No Aeroporto ...Ir ao CAB não foi a única peripécia da freira para estar com lo papa. Tomando vento e friagem, ela havia ido logo cedo ao então Aeroporto Internacional Dois de Julho. Quando o Santo Padre pisou em solo baiano, a freira tentou um primeiro contato. Como não foi colocada na lista de autoridades que cumprimentariam Sua Santidade na chegada, contou com a ajuda de um dos muitos padrinhos. No caso, o general Gustavo Moraes Rego. Mas, uma vez na fila, a freira não só cumprimentou o papa como lhe deu um abraço. Irmã Dulce sabia que teria de se esforçar para chegar perto do líder da Igreja. O cerimonial do papa não previa visita às obras da freira. Ele apenas passou bem perto, pela Avenida Bonfim, conhecida como Dendezeiros, em direção à comunidade dos Alagados, onde o Papa rezaria missa. Para se despedir, Irmã Dulce ainda iria novamente ao aeroporto. No último encontro, o Sumo Pontífice pareceu antever o problema que o médico já havia alertado. E, dessa vez, o "continue, Irmã Dulce" veio acompanhado: - "Continue, mas cuidado com sua saúde. Você precisa olhar um pouco mais para você!"

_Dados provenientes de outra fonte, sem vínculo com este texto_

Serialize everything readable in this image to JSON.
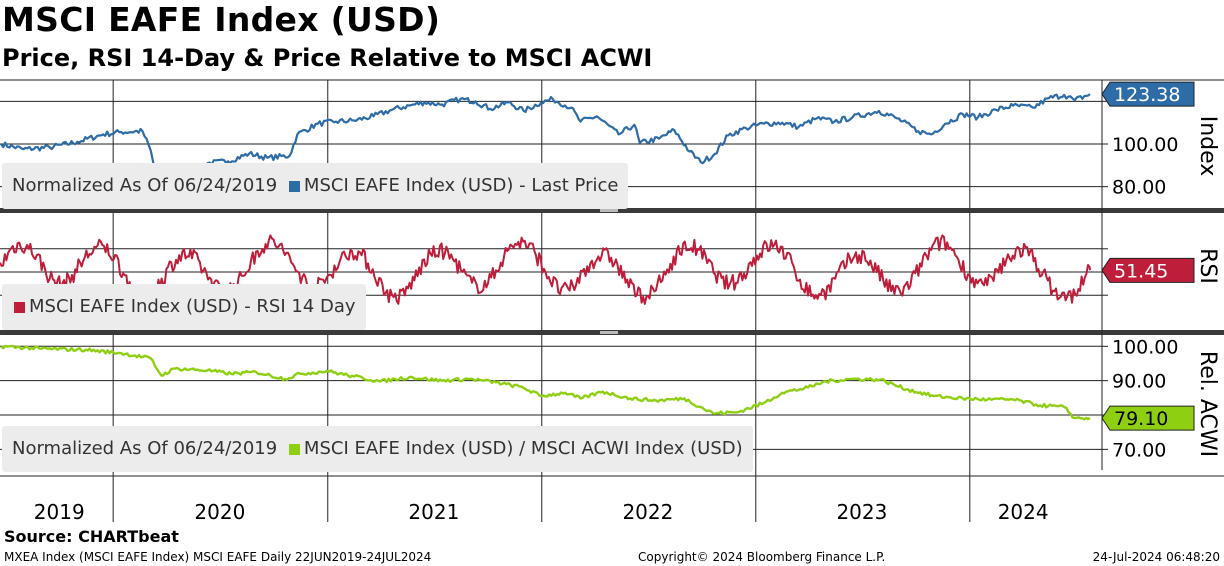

Talvez nem João Paulo II soubesse, mas o seu alerta em relação à saúde de Irmã Dulce era profético. Os pulmões frágeis não só se tornariam um problema grave para a freira, como fariam com que o próprio pontífice a reencontrasse, depois de 11 anos, no leito de morte. Segundo a biografia escrita pelo italiano Gaetano Passareli (Irmã Dulce, O Anjo Bom da Bahia), na segunda vez que veio ao Brasil, o Papa fez questão de oferecer a Irmã Dulce uma bênção particular. Em 20 de outubro de 1991, com o então arcebispo primaz Dom Lucas Moreira Neves, entrou no quarto transformado em UTI e apertou sua mão, mais magra do que nunca. Por ter sido submetida a uma traqueotomia, onde foi acoplado o aparelho de respiração artificial, Irmã Dulce teve dificuldades para falar. O Papa deu-lhe a benção apostólica e, antes de ir embora, virou-se para o Arcebispo. Disse-lhe uma frase de resignação, publicada no dia 15 de outubro, na mensagem dominical que dom Lucas escrevia no Jornal A Tarde. - Este é o sofrimento do inocente. Igual àquele de Jesus... Duas servas da caridade.

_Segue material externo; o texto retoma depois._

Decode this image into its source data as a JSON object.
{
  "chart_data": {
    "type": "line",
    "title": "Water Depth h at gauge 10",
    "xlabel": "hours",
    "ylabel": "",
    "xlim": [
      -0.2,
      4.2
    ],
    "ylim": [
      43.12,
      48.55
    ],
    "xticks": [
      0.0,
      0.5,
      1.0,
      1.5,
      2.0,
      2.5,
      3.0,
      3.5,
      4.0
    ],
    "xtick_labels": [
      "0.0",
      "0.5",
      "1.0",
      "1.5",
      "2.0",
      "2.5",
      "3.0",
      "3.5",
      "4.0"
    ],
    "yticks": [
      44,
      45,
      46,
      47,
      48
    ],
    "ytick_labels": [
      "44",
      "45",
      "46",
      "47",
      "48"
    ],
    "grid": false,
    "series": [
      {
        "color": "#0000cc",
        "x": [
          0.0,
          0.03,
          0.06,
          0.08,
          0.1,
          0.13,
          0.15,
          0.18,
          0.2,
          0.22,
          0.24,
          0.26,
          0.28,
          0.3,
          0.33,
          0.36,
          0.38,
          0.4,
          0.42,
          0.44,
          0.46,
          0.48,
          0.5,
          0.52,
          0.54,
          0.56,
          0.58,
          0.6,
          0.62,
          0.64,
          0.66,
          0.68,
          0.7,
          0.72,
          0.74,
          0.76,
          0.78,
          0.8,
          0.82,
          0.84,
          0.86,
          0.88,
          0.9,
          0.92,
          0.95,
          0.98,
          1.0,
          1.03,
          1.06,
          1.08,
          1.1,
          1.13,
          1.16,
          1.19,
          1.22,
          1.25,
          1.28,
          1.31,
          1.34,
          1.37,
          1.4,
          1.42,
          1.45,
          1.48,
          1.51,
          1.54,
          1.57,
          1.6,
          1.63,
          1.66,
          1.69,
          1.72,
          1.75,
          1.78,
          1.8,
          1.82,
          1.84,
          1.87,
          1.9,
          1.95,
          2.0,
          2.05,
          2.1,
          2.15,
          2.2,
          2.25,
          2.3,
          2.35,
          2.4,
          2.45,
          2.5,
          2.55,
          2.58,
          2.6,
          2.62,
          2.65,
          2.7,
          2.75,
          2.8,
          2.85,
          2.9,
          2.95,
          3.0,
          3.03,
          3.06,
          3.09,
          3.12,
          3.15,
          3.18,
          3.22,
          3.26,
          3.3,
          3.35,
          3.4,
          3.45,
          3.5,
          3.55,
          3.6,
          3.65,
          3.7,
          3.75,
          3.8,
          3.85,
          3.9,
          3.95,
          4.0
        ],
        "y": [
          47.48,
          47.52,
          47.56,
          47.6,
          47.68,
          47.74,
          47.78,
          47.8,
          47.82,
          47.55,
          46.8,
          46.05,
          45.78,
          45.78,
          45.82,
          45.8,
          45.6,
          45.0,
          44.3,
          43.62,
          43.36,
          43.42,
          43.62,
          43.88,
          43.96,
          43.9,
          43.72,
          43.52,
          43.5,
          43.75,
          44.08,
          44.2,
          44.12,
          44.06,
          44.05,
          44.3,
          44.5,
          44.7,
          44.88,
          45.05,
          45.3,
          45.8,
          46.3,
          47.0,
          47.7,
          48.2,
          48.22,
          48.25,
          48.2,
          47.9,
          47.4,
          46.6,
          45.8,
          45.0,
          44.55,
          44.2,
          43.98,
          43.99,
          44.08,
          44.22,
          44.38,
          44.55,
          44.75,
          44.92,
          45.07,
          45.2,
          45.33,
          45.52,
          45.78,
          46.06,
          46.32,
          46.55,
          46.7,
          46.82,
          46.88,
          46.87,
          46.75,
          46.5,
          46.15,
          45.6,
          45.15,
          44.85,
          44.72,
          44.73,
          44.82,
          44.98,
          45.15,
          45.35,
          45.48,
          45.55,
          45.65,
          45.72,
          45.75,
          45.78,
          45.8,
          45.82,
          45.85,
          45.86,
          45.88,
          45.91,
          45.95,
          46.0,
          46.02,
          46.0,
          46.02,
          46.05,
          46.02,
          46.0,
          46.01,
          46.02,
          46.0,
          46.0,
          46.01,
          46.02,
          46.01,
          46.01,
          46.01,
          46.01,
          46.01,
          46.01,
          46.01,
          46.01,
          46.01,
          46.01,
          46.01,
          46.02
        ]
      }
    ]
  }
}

IRMÃ DULCE E MADRE TERESA DE CALCUTÁ
Em julho de 1979, Madre Teresa de Calcutá recebeu convite de dom Avelar para vir a Salvador fundar uma casa da Ordem Missionária da Caridade, no bairro de Alagados. Irmã Dulce quis conhecer a famosa religiosa, que receberia o Prêmio Nobel da Paz naquele ano. Com dificuldades para manter as obras, Irmã Dulce chegou a oferecê-la para a colega, que, de acordo com o que publicou o Jornal Tribuna da Imprensa (RJ), recusou. - Eu desejo trabalhar para os pobres, mas sem a responsabilidade financeira.
Madre Teresa de Calcutá seria beatificada 18 anos depois de encontrar com Irmã Dulce. Morta em 5 de setembro de 1997, seu processo de beatificação foi concluído em 2003 e tornou-se o mais rápido da história. O próprio papa João Paulo II foi o responsável pela rapidez do processo.